# Wie groß werden Goldfische



## GabiundBernd (18. Apr. 2017)

Hallo,
bei unserem großen Naturteich ist alles in Ordnung, Fotos kommen noch. Alles wächst und gedeiht, der __ Fischreiher ist hier... Wildenten schwimmen drauf... __ Frösche sind da.... alles gut. Frage, wie groß können Goldfische werden, habe vor ca. 4 Wochen 20 Goldfische gekauft mit einer Größe von ca. 25-30 cm, hoffentlich sind die zu groß für den Fischreiher. Die Leute hatten zu viele Goldfische im 'Teich und deshalb diese abgegeben. Sie meinten es könnte auch eine Mischung aus Goldfischen und Kois sein..... geht das, und wie groß werden den Goldfische 

Grüße
Gabi


----------



## GabiundBernd (18. Apr. 2017)

fotos vpn den Goldfischen


----------



## GabiundBernd (18. Apr. 2017)

und dann noch eine Frage, wer frißt einen großen __ Goldfisch und kotzt ihn dann am Ufer wieder aus (also so viel als man beide Hände zusammen hält)....... hier leider kein Foto


----------



## teichinteressent (18. Apr. 2017)

Ca. 25 Zentimeter hatte ich auch schon zu bieten. 30 cm erscheint mir aber schon sehr viel.
Standen wohl gut im Futter.


----------



## Teichfreund77 (18. Apr. 2017)

Die auf den Fotos sind alles Goldfische, aber schöne und große Exemplare.
Kann ein __ Fischreiher gewesen sein der gestört wurde.
Fischreiher gehen auch an 45cm Kois und picken sich was raus.
Mein Nachbar hat diese Erfahrung leider machen müssen.
Der Fisch hat aber überlebt, die Schwanzflosse ist wieder ganz angewachsen, leider sieht man die Narbe, die Haut ist dort viel Heller und die Flosse lässt sich wohl auch nicht  mehr richtig bewegen.


----------



## GabiundBernd (19. Apr. 2017)

Na super  der Eimer hat einen Durchmesser von 36 cm.... also diese 'Goldfische sind schon schön groß. 
Wollte heute morgen noch ein 'Bild von den schönen 'Sumpfdotterblumen machen, aber bei -1 Grad.... hängt alles runter, hoffentlich erholen die sich wieder.


----------



## Lion (19. Apr. 2017)

hallo Gabi,
ein sehr schöner Teich und alles sieht sehr natürlich aus, somit fühlt
ein __ Reiher sich auch hier sehr wohl.
Die Größe ist dem Reiher ein wenig egal, ich denke 30cm Fische kann er 
noch bequem fangen und falls die Fische noch größer sind und er diese nicht mehr
fangen kann, sind diese dann meistens verletzt und das ist auch nicht schön.

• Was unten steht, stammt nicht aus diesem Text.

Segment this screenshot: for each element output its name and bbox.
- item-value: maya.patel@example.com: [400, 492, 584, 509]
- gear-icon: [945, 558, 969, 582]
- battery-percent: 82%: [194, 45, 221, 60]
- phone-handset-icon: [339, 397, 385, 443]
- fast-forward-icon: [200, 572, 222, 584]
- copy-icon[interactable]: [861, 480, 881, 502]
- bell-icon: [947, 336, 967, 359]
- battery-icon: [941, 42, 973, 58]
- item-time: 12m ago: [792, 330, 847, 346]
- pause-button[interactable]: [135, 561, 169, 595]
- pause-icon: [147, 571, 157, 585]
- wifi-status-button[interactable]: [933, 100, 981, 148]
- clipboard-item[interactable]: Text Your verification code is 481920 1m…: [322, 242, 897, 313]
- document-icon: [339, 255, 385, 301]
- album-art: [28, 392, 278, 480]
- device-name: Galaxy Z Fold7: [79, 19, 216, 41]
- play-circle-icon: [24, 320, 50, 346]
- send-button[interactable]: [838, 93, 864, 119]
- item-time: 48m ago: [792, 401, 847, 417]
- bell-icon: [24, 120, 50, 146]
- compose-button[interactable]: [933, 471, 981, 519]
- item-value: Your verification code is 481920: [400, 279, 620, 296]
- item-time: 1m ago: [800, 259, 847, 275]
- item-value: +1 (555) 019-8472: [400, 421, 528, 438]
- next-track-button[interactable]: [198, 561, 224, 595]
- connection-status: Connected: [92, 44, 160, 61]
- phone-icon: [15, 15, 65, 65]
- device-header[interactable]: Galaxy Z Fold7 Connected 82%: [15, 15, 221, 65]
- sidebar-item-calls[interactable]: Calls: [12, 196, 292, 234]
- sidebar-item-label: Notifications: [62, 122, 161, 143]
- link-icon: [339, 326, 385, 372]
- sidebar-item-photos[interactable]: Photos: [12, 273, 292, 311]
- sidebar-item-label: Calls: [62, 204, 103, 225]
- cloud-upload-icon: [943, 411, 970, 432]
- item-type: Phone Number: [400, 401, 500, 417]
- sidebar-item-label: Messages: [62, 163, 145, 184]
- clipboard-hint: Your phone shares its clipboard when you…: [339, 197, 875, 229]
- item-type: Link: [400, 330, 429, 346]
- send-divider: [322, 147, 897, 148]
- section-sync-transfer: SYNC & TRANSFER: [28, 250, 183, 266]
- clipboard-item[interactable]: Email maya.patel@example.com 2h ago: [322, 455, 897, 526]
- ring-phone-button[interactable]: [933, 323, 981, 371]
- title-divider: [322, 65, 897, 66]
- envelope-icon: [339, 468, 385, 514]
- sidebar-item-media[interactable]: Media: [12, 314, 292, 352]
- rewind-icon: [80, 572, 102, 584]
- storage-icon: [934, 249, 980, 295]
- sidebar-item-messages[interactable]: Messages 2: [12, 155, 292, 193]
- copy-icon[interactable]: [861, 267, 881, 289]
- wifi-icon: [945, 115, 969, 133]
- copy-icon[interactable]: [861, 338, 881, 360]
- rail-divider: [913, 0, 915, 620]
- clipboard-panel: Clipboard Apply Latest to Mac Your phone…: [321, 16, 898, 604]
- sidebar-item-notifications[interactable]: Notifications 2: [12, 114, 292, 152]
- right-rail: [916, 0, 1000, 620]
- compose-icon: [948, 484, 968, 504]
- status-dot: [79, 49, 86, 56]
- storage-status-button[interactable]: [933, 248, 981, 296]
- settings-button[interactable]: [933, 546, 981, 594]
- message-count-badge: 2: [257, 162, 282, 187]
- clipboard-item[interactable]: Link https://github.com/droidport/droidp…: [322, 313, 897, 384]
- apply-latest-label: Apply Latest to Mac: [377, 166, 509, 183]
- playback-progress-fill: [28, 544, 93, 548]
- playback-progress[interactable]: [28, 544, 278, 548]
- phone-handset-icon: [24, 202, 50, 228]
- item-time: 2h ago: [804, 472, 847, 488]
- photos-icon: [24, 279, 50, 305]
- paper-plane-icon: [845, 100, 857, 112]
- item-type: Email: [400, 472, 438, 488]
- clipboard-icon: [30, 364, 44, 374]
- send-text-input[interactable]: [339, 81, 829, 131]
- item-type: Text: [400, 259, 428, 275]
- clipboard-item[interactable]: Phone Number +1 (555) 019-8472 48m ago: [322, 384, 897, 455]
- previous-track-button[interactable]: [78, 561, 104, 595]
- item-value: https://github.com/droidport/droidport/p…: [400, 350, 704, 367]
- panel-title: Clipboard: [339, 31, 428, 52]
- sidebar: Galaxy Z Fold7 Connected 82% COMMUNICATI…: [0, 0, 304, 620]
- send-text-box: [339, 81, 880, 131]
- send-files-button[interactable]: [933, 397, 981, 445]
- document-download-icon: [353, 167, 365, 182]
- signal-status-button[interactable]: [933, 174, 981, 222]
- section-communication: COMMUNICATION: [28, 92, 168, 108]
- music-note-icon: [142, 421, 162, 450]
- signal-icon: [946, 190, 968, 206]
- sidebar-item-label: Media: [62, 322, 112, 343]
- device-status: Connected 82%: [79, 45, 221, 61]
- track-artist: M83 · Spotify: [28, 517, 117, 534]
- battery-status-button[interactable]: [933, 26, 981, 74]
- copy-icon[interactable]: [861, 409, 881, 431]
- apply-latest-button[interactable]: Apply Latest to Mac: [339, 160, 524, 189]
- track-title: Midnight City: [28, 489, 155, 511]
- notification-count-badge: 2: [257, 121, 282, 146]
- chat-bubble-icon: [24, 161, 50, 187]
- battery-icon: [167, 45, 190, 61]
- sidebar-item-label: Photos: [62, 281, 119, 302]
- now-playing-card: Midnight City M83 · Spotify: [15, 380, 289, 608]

Auf dem Foto kann man Schnüre erkennen, die Du vermutlich als Schutz gegen den
Reiher gespannt hast, da ich diese erkenne so kann der Reiher diese auch erkennen.
Hier kannst Du versuchen, durchsichtige Angelschnurr zu nehmen und diese in ca.
20 cm Abstand und 20 cm Höhe rundum um den Teich zu spannen und dann evtl.
auch einige quer über den Teich zu spannen. Falls der Reiher jetzt kommt, läuft er
dagegen, erkennt nicht was das ist, erschreckt und fliegt weg.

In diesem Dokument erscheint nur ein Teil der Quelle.